La predisposizione alla polverina mi dice Colombia, ma poi penso al nano, alle ballerine a Micciché e alla Santanché e mi fumo un narghilè. La progressione africana direbbe Ghana e Costa D’Avorio, ma rimane un’utopia e mi accontento di Balotelli. Infine la prostrazione genoana mi direbbe Croazia e Grecia, ma poi penso alla monetizzazione dell’infame, e dico…andate a prendervela tutti nel Fuleco! Vinca chi gioca meglio e speriamo non siano le solite.
In ogni caso, Russia e Colombia me le gioco. Il Belgio lo dicono tutti, quindi non ci credo.

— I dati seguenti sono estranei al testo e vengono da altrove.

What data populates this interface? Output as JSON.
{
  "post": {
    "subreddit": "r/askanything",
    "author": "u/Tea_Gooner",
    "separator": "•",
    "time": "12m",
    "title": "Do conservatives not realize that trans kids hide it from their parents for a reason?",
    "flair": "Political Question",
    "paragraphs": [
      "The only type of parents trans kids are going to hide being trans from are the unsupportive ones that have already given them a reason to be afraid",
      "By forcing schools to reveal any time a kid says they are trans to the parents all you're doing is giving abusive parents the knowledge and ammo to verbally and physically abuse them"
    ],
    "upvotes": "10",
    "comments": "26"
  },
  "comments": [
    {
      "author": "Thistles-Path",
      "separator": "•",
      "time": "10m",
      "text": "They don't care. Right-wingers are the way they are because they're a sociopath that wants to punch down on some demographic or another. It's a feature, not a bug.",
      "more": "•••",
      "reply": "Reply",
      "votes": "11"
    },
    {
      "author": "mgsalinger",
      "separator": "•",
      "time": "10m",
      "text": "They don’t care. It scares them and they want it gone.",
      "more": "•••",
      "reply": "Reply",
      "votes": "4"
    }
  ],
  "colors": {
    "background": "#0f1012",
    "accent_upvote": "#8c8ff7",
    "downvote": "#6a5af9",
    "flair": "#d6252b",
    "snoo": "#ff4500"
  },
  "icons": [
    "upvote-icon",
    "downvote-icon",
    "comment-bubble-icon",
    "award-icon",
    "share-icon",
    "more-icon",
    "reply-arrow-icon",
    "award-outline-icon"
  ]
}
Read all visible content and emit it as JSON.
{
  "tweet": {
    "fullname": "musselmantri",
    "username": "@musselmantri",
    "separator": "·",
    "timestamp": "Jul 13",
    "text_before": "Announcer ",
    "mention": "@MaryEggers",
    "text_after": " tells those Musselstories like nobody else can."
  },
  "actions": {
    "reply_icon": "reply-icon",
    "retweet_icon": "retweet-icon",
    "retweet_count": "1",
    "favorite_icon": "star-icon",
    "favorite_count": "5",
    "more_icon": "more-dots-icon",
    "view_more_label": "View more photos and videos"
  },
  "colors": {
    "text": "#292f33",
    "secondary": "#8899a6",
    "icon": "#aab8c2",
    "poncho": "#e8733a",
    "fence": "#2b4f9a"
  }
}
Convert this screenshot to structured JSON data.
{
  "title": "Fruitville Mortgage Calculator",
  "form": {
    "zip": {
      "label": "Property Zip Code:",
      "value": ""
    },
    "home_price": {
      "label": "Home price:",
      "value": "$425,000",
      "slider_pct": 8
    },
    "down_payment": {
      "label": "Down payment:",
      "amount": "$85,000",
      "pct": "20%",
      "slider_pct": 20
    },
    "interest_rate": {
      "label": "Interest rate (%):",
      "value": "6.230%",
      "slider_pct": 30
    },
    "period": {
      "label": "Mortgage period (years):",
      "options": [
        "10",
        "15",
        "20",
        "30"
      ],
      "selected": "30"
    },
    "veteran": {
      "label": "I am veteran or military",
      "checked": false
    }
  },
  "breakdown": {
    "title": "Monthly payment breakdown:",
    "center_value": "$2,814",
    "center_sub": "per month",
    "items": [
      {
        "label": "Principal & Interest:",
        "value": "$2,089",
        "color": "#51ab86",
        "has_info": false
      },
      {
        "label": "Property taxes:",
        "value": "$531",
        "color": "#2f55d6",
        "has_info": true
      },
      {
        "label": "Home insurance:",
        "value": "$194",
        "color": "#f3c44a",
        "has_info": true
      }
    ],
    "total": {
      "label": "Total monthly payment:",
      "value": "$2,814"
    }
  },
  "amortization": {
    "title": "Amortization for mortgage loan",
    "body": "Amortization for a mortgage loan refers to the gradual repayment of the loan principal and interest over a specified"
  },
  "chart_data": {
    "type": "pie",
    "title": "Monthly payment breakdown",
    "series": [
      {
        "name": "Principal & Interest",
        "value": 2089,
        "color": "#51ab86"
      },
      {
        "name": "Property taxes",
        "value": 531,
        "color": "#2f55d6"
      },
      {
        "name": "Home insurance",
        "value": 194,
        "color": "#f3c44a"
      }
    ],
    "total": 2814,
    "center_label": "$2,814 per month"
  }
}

Intanto, udite udite! Abbiamo la formazione rossoblu pre-cinese dei mondiali (dove Pre sta per “si toglierà dai coglioni?” e cinese sta per “guarda che ci tocca sperare”), che è quel che mi ha commissionato anche con una certa arroganza l’ala di sinistra dei GIR, a cui più che le chiacchiere anarco-sorco-situazioniste di un ubriacone fanno godere i quizzoni e altre robe da sdraio e ombrellone.
Eccola: PERIN, VRSALJKO, VAN DEN BORRE, VELOSO, VON BERGEN, BONUCCI (o RANOCCHIA), FETFA PIG, BEHRAMI, BOATENG, PALACIO, IMMOBILE. ALLENATORE: SABRI LAMOUCHI
Quizzone del Beccioni: almeno 4 di questi mi stanno tremendamente sui coglioni. Indovinate chi sono! La soluzione tra qualche giorno, dopo la sconfitta della Corazzata Prandelkin. E adesso, in onore degli scioperanti del metrò di Sao Paulo e del nostro Benefattore pronto a ballare l’Ola Ola a Guangzhou, beviamoci una caipirissima con ron Bacardi Anejo, balliamo un cha-cha-cha, stringiamo il fuleço e…tutti pronti per il magico mundial!